Dem Aufbau der Sozialdemokratie opferte Parteigründer Victor Adler viel. Selbst seine Familie litt darunter.#


Von der Wiener Zeitung (Freitag, 9. Juli 2010) freundlicherweise zur Verfügung gestellt.

Zusammenstellung von

Richard Solder


Viktor Adler
V. Adler (1852–1918) starb einen Tag vor der Ausrufung der Republik
© Wiener Zeitung / Archiv, Repro M. Ziegler

Er sollte Aufdecker von sozialen Missständen, versierter Journalist, Publizist und politischer Wortführer werden. #

Dr. Wilhelm Richard Baier, Graz-Andritz, ergänzt: "Victor Adler war Einiger und Führer der österreichischen Sozialdemokratie, Haupt der Arbeiterbewegung und Mitbegründer der Ersten Republik." Manche hätten das dem jungen Adler wohl nicht zugetraut.

Brigitte Schlesinger, Wien 12: "Victor war ein schwächliches Kind, klein, und hatte einen Sprachfehler. Oft, wenn er im Unterricht aufgerufen wurde, stotterte er entweder .. . heftig oder brachte kein Wort heraus. In einer Sprechschule in Westfalen, welche er nach der Matura 1870 besuchte, befreite man ihn zumindest von den Exzessen dieses Sprachfehlers." Nicht nur wegen dieser Wandlung lohnt sich ein Blick auf Adlers Jugend.

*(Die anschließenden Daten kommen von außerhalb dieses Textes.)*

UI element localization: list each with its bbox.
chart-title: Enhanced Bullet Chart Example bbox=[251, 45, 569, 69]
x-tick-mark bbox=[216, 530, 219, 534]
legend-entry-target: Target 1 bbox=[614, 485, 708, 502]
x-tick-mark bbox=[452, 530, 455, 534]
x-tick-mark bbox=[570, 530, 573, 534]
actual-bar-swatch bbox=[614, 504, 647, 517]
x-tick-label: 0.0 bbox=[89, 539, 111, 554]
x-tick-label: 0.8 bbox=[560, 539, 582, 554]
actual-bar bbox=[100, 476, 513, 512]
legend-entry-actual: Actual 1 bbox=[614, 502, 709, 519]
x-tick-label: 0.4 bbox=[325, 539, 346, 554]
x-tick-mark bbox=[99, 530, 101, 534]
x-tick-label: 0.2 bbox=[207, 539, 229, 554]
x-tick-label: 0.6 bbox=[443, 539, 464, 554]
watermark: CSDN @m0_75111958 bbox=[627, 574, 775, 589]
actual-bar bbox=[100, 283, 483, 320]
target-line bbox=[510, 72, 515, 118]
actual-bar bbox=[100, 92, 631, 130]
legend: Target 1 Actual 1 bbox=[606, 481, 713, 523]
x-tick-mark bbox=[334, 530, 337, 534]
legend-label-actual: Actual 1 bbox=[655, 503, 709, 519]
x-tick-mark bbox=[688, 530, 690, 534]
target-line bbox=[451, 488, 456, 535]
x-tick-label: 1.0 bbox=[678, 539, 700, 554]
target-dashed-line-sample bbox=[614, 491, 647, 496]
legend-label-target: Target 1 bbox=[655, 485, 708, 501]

Elisabeth Somogyi, Wien 11, informiert: Victor "kam am 24. Juni 1852 in Prag zur Welt. Als er drei Jahre alt war, zog die Familie nach Wien, hier besuchte er das Schottengymnasium im 1. Bezirk." Auch Josef Pflügler, Kamp/NÖ, verweist auf den Umzug Mitte der 1850er-Jahre.

Alexander Klissenbauer, Wien 6, zur Schulzeit: "Der um zwei Jahre ältere Engelbert Pernerstorfer war ein sehr guter Freund." Der zukünftige Journalist und Politiker (1850–1918) sollte Adler noch länger begleiten.

Bei den "Schotten"#

Plakat, V. Adler
Plakat für Wahlen zum alten Abgeordnetenhaus vor 1907
© Wiener Zeitung/Archiv, Repro M. Ziegler

Wie Franz Kaiser, Wien 11, betont, handelte es sich beim Schottengymnasium um "eine der besten Schulen Wiens".

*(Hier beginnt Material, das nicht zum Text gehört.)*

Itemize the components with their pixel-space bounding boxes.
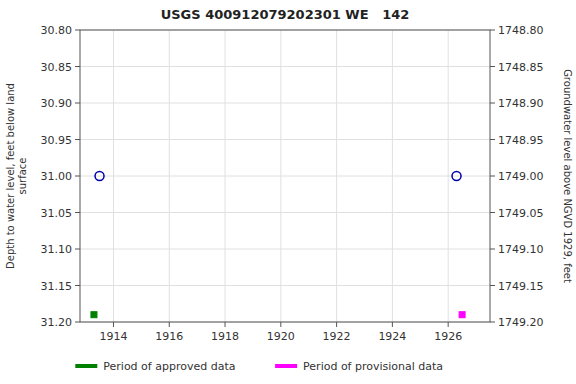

Hildegard Rabel, Wien 1, erklärt, wie sich die Familie das leisten konnte: Victors Vater "Salomon Markus Adler besuchte die Talmudschule und erlernte das Handwerk seines Vaters, eines armen Tuchmachers." Lange musste er sich durchkämpfen. "Ab 1860 befasste er sich mit Realitätenhandel und erwarb sich im Laufe der Zeit ein großes Vermögen."

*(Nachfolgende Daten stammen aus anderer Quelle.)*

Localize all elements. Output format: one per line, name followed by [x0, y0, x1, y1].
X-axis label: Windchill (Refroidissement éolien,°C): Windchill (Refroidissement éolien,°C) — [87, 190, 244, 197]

Ing. Helmut Penz, Hohenau/March, notiert: "Victor Adler studierte ... Chemie, anschließend ... Medizin an der Universität Wien .. . Er praktizierte als Assistent von Theodor Meynert", der Grundlegendes über Bau und Funktion des Gehirns erforschte.

Dr. Helga & Karl-Heinz Sigl, Wien 23: "Mit seinem Bruder Siegmund, der Rechtshistoriker wurde, traf er sich ab 1870 mit (Heinrich, Anm.) Friedjung und Pernerstorfer zu Diskussionsrunden über soziale und nationale Fragen."

Und zwar, wie Karl Meywald, Wien 20, anmerkt, "in der Adler’schen Villa in Döbling".

Deutschnationaler Flirt#

Erwin Kladiva, Wien 14: "Adler, der in seiner Studienzeit Burschenschafter war, engagierte sich in der national gesinnten Bewegung Georg von Schönerers. Er war an der Ausarbeitung des »Linzer Programms» beteiligt." Darin forderten die Verfasser 1882 eine Stärkung des deutschen Charakters der westlichen Hälfte der Monarchie sowie eine lose Union mit Ungarn. Daneben standen sie für eine Demokratisierung sowie für Presse- und Versammlungsfreiheit ein.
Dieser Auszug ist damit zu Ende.